Segundo a procuradora do Trabalho, Safira Nila, as condições degradantes verificadas pelo MPT correspondem a migrantes, em sua maioria jovens do gênero masculino e com qualificação profissional, que trabalham em fazendas, ou locais semelhantes, sem alojamento e outras condições mínimas, como acesso a água e alimentação básica. “Essas conjunturas configuram uma condição de trabalho análoga a de escravo, potencialmente se estiverem reunidas”, explicou.
Há, ainda, outras irregularidades relacionadas ao trabalho de imigrantes na capital, como o não pagamento de salários mínimos e a não assinatura da carteira de trabalho. Durante as inspeções realizadas, também foram constatadas situações onde imigrantes trabalhavam em obras sem nenhum equipamento de proteção individual. Conforme Safira, em casos onde o órgão identifica as circunstâncias descritas, um inquérito de ofício é instaurado de imediato.
No combate ao crime, o MPT tem agido constantemente em grupos móveis, nos quais foram constatadas situações análogas à de escravo, além de estimular a população a reconhecer imigrantes nessa situação para que a denúncia seja feita. De acordo com a procuradora, grande parte dos casos chega a conhecimento por meio de denúncias anônimas ou sigilosas, feitas pelo site do MPT e Disque 100. O inquérito civil é instaurado em seguida, podendo resultar em ação judicial ou termo de ajustamento de conduta (TAC).
De modo geral, é de se esperar que o crescimento populacional que a imigração traz acarrete, entre outros, no aumento de irregularidades de trabalho análogo à de escravo. Ciente disso, Safira destacou que a atuação do MPT não é somente voltada ao imigrante. “No entanto, tem sido verificado que, talvez por estar em situação de maior vulnerabilidade, a maioria dos casos constatados são de trabalhadores imigrantes venezuelanos”, esclareceu.

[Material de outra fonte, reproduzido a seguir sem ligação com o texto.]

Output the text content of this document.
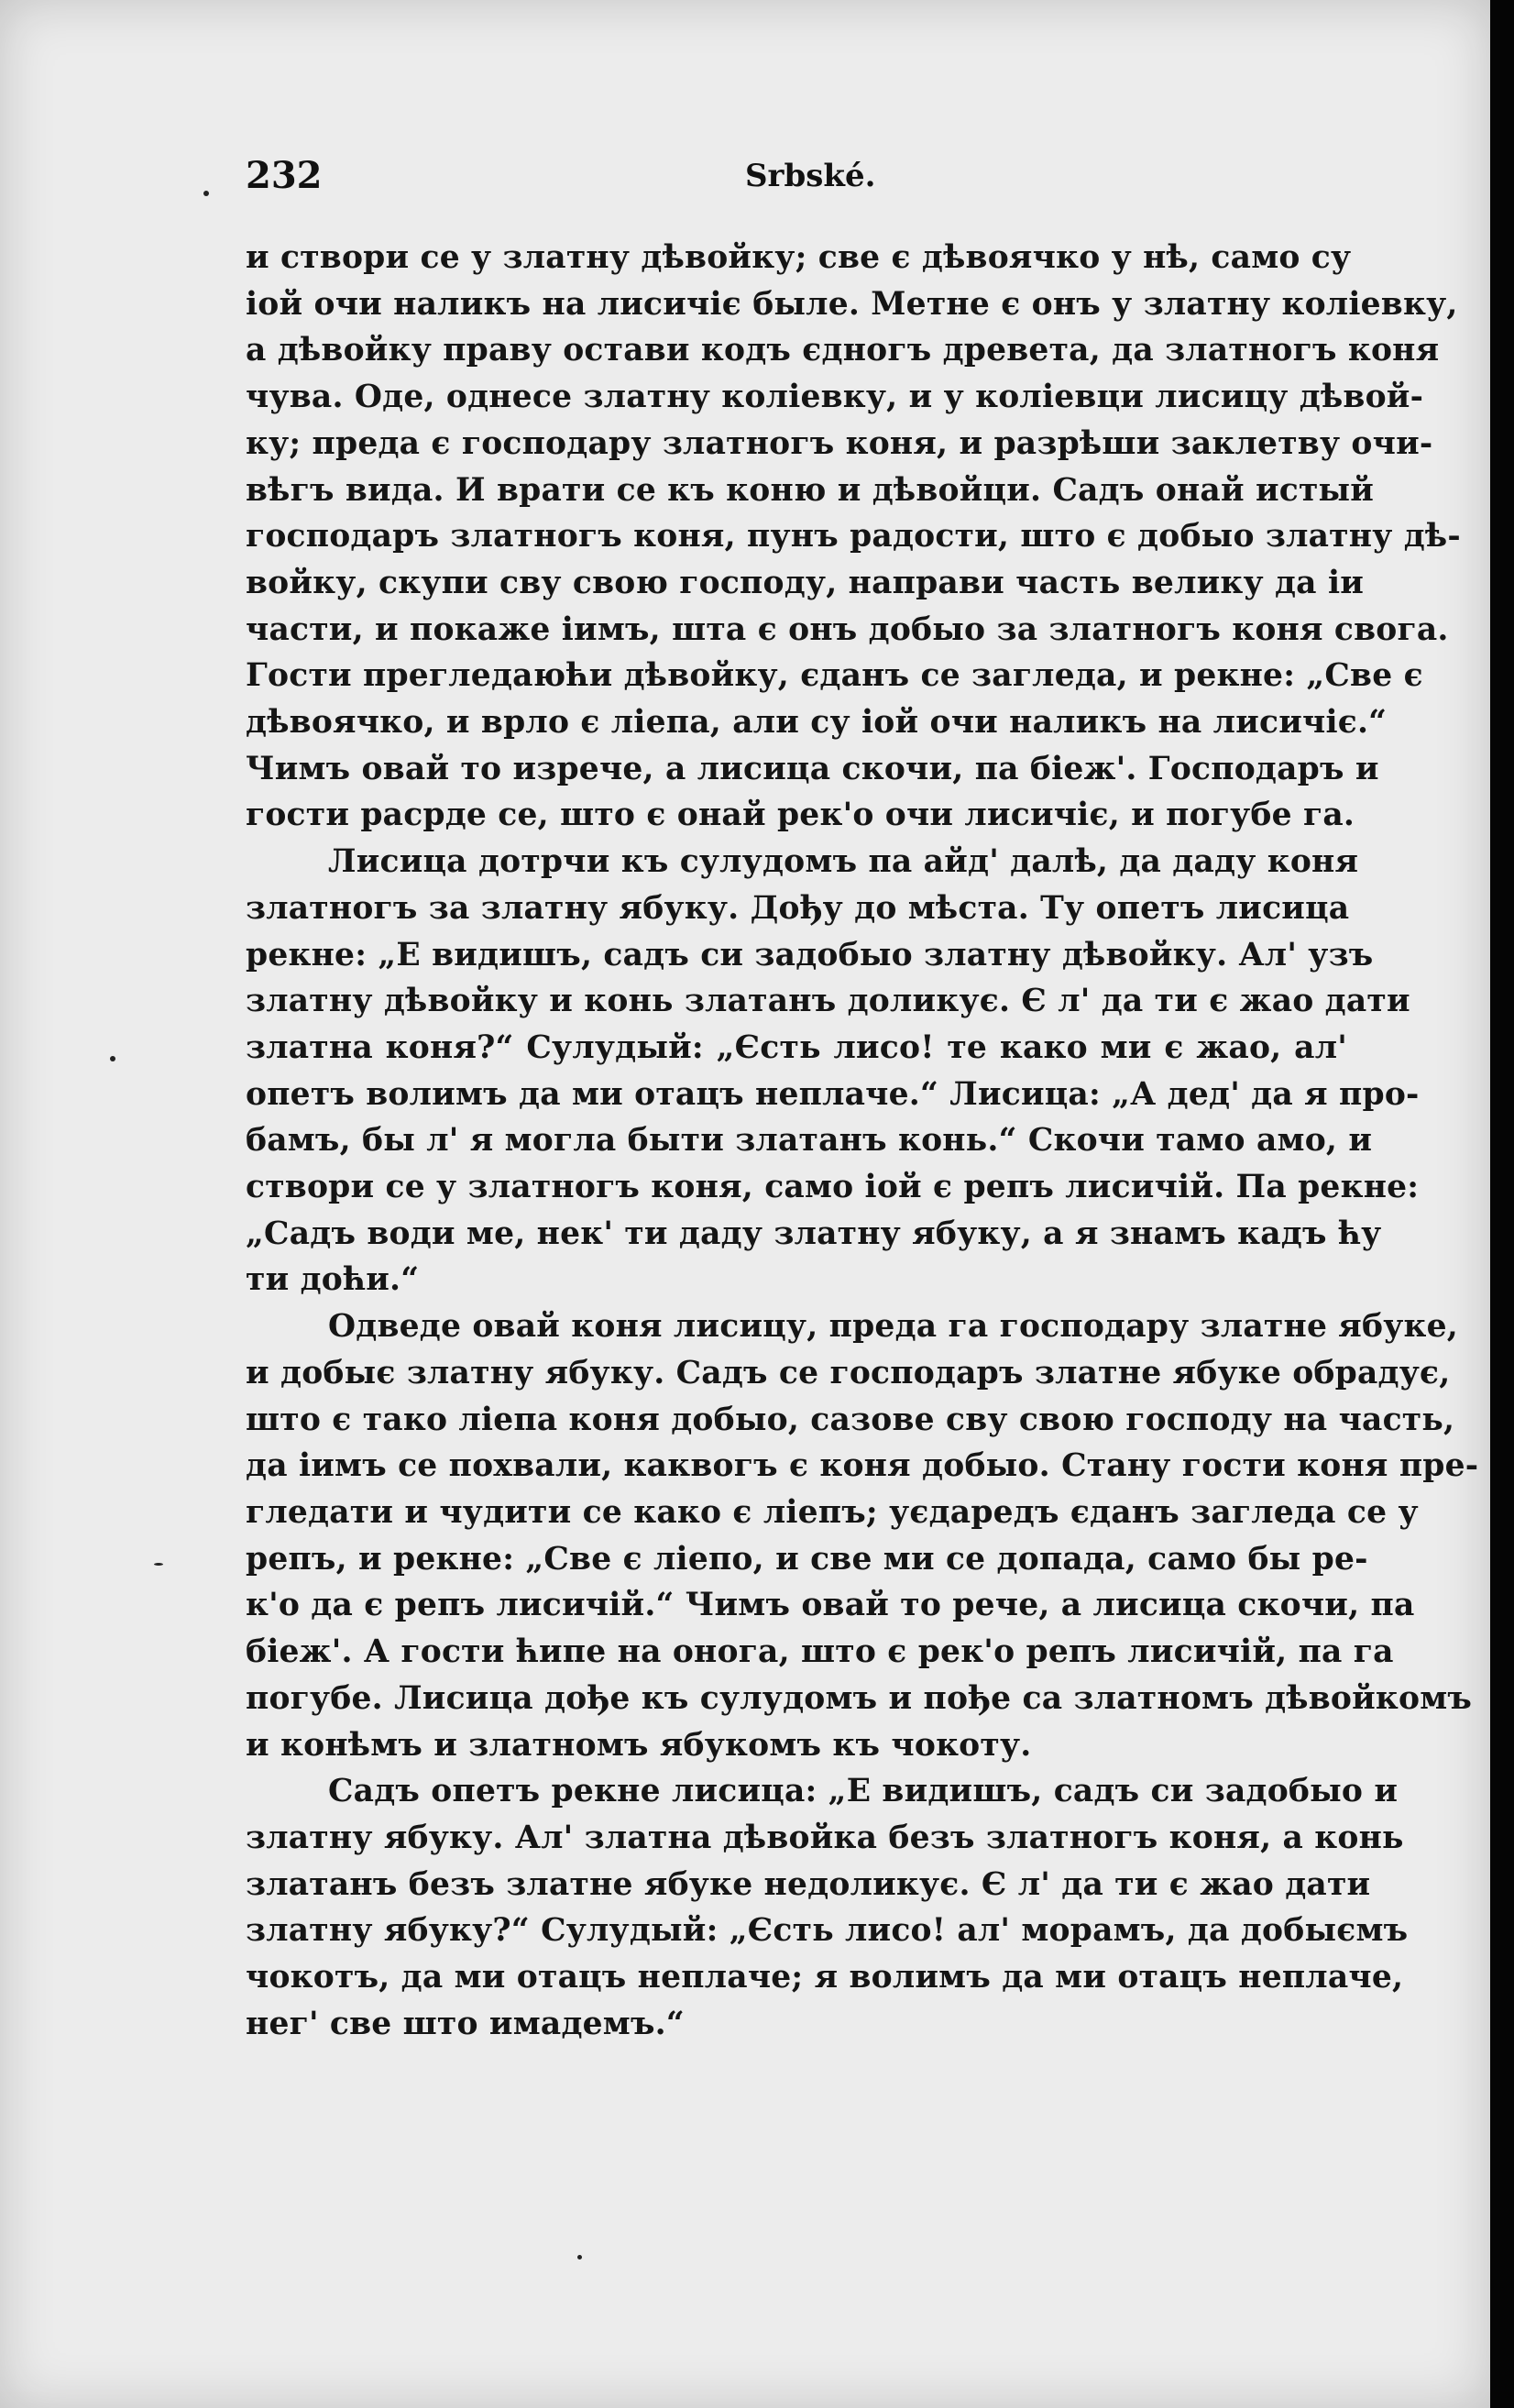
232	Srbské.
и створи се у златну дѣвойку; све є дѣвоячко у нѣ, само су
іой очи наликъ на лисичіє быле. Метне є онъ у златну коліевку,
а дѣвойку праву остави кодъ єдногъ древета, да златногъ коня
чува. Оде, однесе златну коліевку, и у коліевци лисицу дѣвой-
ку; преда є господару златногъ коня, и разрѣши заклетву очи-
вѣгъ вида. И врати се къ коню и дѣвойци. Садъ онай истый
господаръ златногъ коня, пунъ радости, што є добыо златну дѣ-
войку, скупи сву свою господу, направи часть велику да іи
части, и покаже іимъ, шта є онъ добыо за златногъ коня свога.
Гости прегледаюћи дѣвойку, єданъ се загледа, и рекне: „Све є
дѣвоячко, и врло є ліепа, али су іой очи наликъ на лисичіє.“
Чимъ овай то изрече, а лисица скочи, па біеж'. Господаръ и
гости расрде се, што є онай рек'о очи лисичіє, и погубе га.
Лисица дотрчи къ сулудомъ па айд' далѣ, да даду коня
златногъ за златну ябуку. Дођу до мѣста. Ту опетъ лисица
рекне: „Е видишъ, садъ си задобыо златну дѣвойку. Ал' узъ
златну дѣвойку и конь златанъ доликує. Є л' да ти є жао дати
златна коня?“ Сулудый: „Єсть лисо! те како ми є жао, ал'
опетъ волимъ да ми отацъ неплаче.“ Лисица: „А дед' да я про-
бамъ, бы л' я могла быти златанъ конь.“ Скочи тамо амо, и
створи се у златногъ коня, само іой є репъ лисичій. Па рекне:
„Садъ води ме, нек' ти даду златну ябуку, а я знамъ кадъ ћу
ти доћи.“
Одведе овай коня лисицу, преда га господару златне ябуке,
и добыє златну ябуку. Садъ се господаръ златне ябуке обрадує,
што є тако ліепа коня добыо, сазове сву свою господу на часть,
да іимъ се похвали, каквогъ є коня добыо. Стану гости коня пре-
гледати и чудити се како є ліепъ; уєдаредъ єданъ загледа се у
репъ, и рекне: „Све є ліепо, и све ми се допада, само бы ре-
к'о да є репъ лисичій.“ Чимъ овай то рече, а лисица скочи, па
біеж'. А гости ћипе на онога, што є рек'о репъ лисичій, па га
погубе. Лисица дође къ сулудомъ и пође са златномъ дѣвойкомъ
и конѣмъ и златномъ ябукомъ къ чокоту.
Садъ опетъ рекне лисица: „Е видишъ, садъ си задобыо и
златну ябуку. Ал' златна дѣвойка безъ златногъ коня, а конь
златанъ безъ златне ябуке недоликує. Є л' да ти є жао дати
златну ябуку?“ Сулудый: „Єсть лисо! ал' морамъ, да добыємъ
чокотъ, да ми отацъ неплаче; я волимъ да ми отацъ неплаче,
нег' све што имадемъ.“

PUNIÇÃO – Os envolvidos na liderança de trabalhos análogos podem sofrer multa por parte de auditores fiscais do trabalho e, por parte do MPT, pode ser firmado um TAC com multa e cobranças de danos morais coletivos e/ou individuais. De acordo com a procuradora, pode ocorrer ainda a prisão em flagrante, a depender da situação verificada e/ou denunciada.
Campanha do MPT visa à erradicação de trabalho escravo com imigrantes
Procuradora do Trabalho, Safira Nila, “Quando a crise é econômica, perdemos dinheiro. Quando é política, perdemos confiança. Mas quando é humanitária, jamais podemos perder a empatia” (Foto: Diane Sampaio/FolhaBV)
No combate à xenofobia e erradicação do trabalho análogo a de escravo, o Ministério Público do Trabalho (MPT) lançou em Roraima a campanha publicitária “Dignidade não deve ser um luxo”. A abrangência, no entanto, será nacional, tendo em vista os imigrantes que residem em outras cidades por meio dos processos de interiorização. A procuradora do Trabalho, Safira Nila, declarou não esquecer os efeitos negativos da crise, mas destacou ser necessário o exercício de se colocar no lugar do outro e enxergar os efeitos positivos que o fenômeno trouxe, como o aumento de 2,3% do Produto Interno Bruto (PIB) local entre 2016 a 2017 e o recorde de arrecadação do ICMS. “Em 2016, tínhamos mais de 3 milhões de brasileiros que saíram do país em busca de melhores condições. Atualmente, temos mais brasileiros fora do país, do que imigrantes em território nacional”, relatou. Além do estímulo à empatia, a campanha publicitária visa também o recebimento de denúncias em caso de imigrantes em condições de trabalho análogo à escravidão.